Coca-Cola on Monday threw a cold bottle of Dasani water on multinationals’ hopes for a rapid global recovery.

The beverage company reported decent quarterly earnings, saying organic revenue that strips out currency moves and portfolio changes rose 6% from a year earlier in the quarter ended April 2. However, this was against a miserable quarter in 2020 when the coronavirus pandemic was spreading from Asia and Europe to the U.S. The resulting lockdowns have been punishing for Coca-Cola as they continue to curtail out-of-home sales in places such as restaurants and sporting venues.
Global unit case volumes in March of this year finally caught up with the same month in the pre-Covid-19 era of 2019, the company said. For all of 2021, the company left its prior forecast unchanged for high-single-digit organic revenue growth. Yet Chief Executive James Quincey warned analysts on a conference call Monday not to expect a straight-line recovery from this point, noting that confirmed Covid-19 cases globally hit a high last week.
While some countries such as the U.S. and the U.K. are making rapid progress on vaccinations and beginning to reopen, Mr. Quincey said, “you’ve got countries that are going in the exact opposite direction with cases shooting up and more levels of lockdowns.”
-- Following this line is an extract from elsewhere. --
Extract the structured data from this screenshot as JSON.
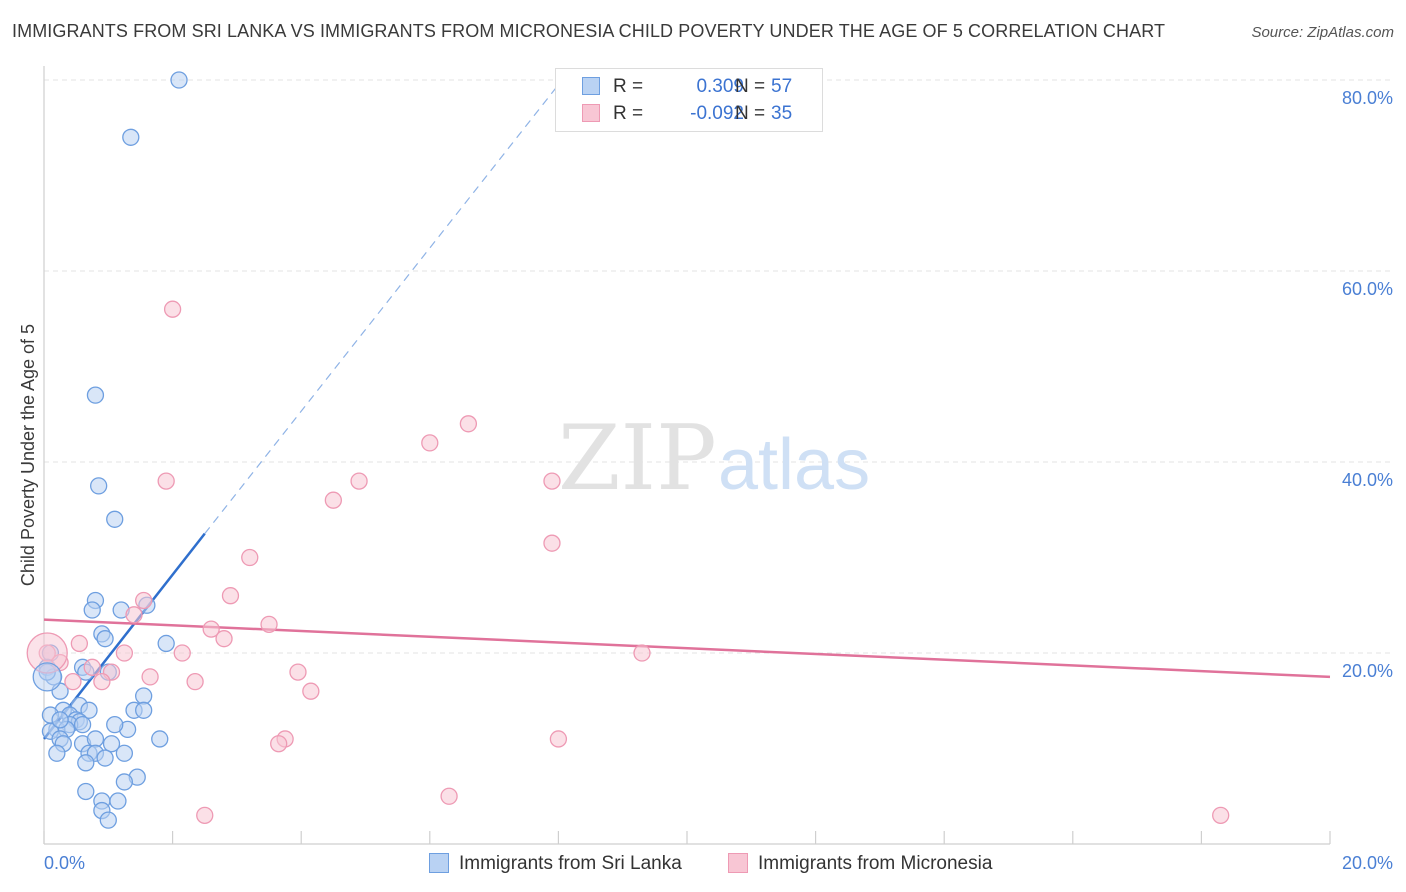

Mr. Quincey didn’t name any specific countries, but cases are surging in huge markets including Brazil and India. And the worries aren’t confined to the developing world: The governors of two major Japanese cities, Tokyo and Osaka, both have said in recent days that they are considering declaring new states of emergency due to the spread of virus variants.

This is especially concerning for multinationals such as Coca-Cola, which last year derived only one-third of total revenue from North America. The one saving grace for such companies is that the U.S. dollar remains weak relative to many global currencies, making their overseas earnings worth more in dollar terms. Coca-Cola said this would result in a considerable tailwind of 5 to 6 percentage points to earnings-per-share growth in the second quarter. If the U.S. recovery continues to dramatically outpace the rest of the world, though, then even that may not last.